Oireachtas Joint and Select Committees

Wednesday, 16 November 2022

Joint Oireachtas Committee on Agriculture, Food and the Marine

Eradication of Bovine Tuberculosis: Discussion (Resumed)

Mr. Liam Hanrahan:

I will cover off Deputy Carthy's points and Mr. Dillon will cover Deputy Kehoe's points. Deputy Carthy asked about badger vaccination and whether it is working. The only thing that will answer that question is definite research and scientific evidence. There is a requirement for increased funding for research, and an adequately funded programme will give us those answers because badger vaccination must be effective and justifiable. The north Kilkenny example where there was significant badger vaccination in recent years has been mentioned. There are large TB outbreaks and major breakdowns there at the moment, which we would prefer not to be the case. I spoke with one of our members recently who experienced a particularly TB bad breakdown. This member has had badgers tested from their farm, which happened to be positive with TB and which happened to be vaccinated previously as well. That is not a positive outcome. If a 100% vaccination programme could be implemented, it would be great but like our Covid vaccines, it does not always work.

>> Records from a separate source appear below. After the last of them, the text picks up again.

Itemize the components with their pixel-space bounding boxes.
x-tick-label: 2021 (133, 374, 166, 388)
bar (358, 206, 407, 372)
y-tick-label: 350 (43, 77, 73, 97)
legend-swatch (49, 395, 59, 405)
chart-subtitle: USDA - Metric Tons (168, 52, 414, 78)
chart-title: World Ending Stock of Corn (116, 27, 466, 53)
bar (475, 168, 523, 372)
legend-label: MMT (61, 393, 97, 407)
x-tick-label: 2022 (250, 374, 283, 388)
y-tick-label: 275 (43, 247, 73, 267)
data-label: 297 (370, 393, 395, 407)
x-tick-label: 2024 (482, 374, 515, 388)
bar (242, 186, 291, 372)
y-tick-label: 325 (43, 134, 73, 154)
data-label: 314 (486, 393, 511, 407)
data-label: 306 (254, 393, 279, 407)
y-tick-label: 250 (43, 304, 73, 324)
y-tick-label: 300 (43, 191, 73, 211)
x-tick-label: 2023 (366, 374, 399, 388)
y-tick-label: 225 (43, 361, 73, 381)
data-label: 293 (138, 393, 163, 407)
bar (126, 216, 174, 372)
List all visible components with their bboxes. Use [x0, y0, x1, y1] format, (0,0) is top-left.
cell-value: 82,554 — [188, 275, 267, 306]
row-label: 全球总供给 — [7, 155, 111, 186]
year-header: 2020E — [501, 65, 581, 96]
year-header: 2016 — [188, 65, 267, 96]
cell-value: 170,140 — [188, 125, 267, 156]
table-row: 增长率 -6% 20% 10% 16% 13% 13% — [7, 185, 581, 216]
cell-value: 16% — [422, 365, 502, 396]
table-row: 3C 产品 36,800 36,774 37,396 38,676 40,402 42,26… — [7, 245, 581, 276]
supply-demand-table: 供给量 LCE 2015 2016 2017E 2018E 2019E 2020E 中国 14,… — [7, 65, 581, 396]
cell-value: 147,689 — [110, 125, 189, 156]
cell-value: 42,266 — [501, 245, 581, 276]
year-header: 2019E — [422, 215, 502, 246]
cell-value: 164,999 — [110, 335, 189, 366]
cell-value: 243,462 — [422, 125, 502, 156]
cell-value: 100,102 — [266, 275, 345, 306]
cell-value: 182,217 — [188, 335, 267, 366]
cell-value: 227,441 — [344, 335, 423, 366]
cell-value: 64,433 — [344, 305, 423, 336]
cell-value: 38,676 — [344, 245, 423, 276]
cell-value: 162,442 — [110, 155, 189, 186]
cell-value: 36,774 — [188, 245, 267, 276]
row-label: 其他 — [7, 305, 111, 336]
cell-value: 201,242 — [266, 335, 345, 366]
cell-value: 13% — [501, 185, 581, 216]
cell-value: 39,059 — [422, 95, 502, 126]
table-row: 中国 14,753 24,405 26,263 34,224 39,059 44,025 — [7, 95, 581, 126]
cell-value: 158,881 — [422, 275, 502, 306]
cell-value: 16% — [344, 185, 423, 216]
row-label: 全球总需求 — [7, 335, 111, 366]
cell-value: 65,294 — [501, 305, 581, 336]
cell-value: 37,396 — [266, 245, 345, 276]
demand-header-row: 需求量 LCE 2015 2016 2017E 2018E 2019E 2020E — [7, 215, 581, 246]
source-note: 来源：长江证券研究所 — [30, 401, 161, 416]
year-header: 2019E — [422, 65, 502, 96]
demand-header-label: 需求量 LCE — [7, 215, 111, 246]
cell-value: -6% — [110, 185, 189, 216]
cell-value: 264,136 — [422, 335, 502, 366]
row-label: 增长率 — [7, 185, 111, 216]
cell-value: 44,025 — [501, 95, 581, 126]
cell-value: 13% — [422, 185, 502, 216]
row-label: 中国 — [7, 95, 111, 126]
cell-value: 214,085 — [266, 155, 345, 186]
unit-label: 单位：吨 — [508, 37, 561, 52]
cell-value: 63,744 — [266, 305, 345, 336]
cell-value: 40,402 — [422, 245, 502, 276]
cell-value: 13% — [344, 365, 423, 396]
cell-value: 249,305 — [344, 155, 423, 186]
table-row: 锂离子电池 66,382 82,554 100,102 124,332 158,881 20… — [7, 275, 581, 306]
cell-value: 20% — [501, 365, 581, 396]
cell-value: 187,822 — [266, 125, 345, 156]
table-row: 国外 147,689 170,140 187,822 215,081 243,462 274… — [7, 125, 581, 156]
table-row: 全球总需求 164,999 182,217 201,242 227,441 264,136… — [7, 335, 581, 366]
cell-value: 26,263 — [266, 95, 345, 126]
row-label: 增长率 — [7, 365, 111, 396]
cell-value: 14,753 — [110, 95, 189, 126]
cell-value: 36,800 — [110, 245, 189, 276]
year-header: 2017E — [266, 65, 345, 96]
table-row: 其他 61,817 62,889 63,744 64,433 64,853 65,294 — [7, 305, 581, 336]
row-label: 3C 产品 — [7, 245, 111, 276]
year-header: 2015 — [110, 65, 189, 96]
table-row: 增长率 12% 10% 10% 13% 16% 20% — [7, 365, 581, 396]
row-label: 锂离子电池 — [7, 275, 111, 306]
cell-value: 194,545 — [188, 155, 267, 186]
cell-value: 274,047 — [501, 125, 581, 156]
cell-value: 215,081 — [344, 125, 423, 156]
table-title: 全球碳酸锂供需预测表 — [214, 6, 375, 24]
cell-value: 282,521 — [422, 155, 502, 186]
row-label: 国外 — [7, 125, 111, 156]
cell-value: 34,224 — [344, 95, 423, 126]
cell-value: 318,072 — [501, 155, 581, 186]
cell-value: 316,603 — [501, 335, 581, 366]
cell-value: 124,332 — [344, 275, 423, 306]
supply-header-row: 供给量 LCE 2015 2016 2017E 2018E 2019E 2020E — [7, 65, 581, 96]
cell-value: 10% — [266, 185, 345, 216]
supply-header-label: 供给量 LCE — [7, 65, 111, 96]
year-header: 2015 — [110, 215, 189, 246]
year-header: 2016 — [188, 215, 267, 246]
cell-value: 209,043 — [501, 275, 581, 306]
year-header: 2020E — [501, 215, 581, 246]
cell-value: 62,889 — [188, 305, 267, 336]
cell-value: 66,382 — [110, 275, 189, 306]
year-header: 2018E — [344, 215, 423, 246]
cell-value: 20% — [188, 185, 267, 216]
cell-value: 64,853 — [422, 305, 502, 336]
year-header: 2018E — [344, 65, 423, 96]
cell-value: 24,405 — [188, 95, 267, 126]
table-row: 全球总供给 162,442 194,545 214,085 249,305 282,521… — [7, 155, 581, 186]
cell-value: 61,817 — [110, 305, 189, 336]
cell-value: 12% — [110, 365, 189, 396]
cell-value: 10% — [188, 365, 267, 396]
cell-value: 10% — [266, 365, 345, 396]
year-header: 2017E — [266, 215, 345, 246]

There is a deer management forum in place and the objective would be to tackle the problem head on. We require sensible solutions to do this and controlling the deer population will be part of this. It is not only required from a TB perspective but from a public safety point of view as well and that should not be understated.

On eradicating TB totally from the country, we would back that concept 100%. From speaking with our members and from personal experience, there is no greater stress on farmers than a bad TB breakdown. One might say there are lots of risks and stresses on farms such as bad weather, shortage of feed and things like that but it is winter time and we are getting extremely bad weather but that is normal; we know the spring will come around. If a farmer has a bad TB breakdown, he or she does not know when it will finish and that is the hardest part about it. He or she does not know when it will end and that brings emotional and mental stress to the farmer, which should not be understated. We would back a properly funded eradication programme and we will work with that 100%.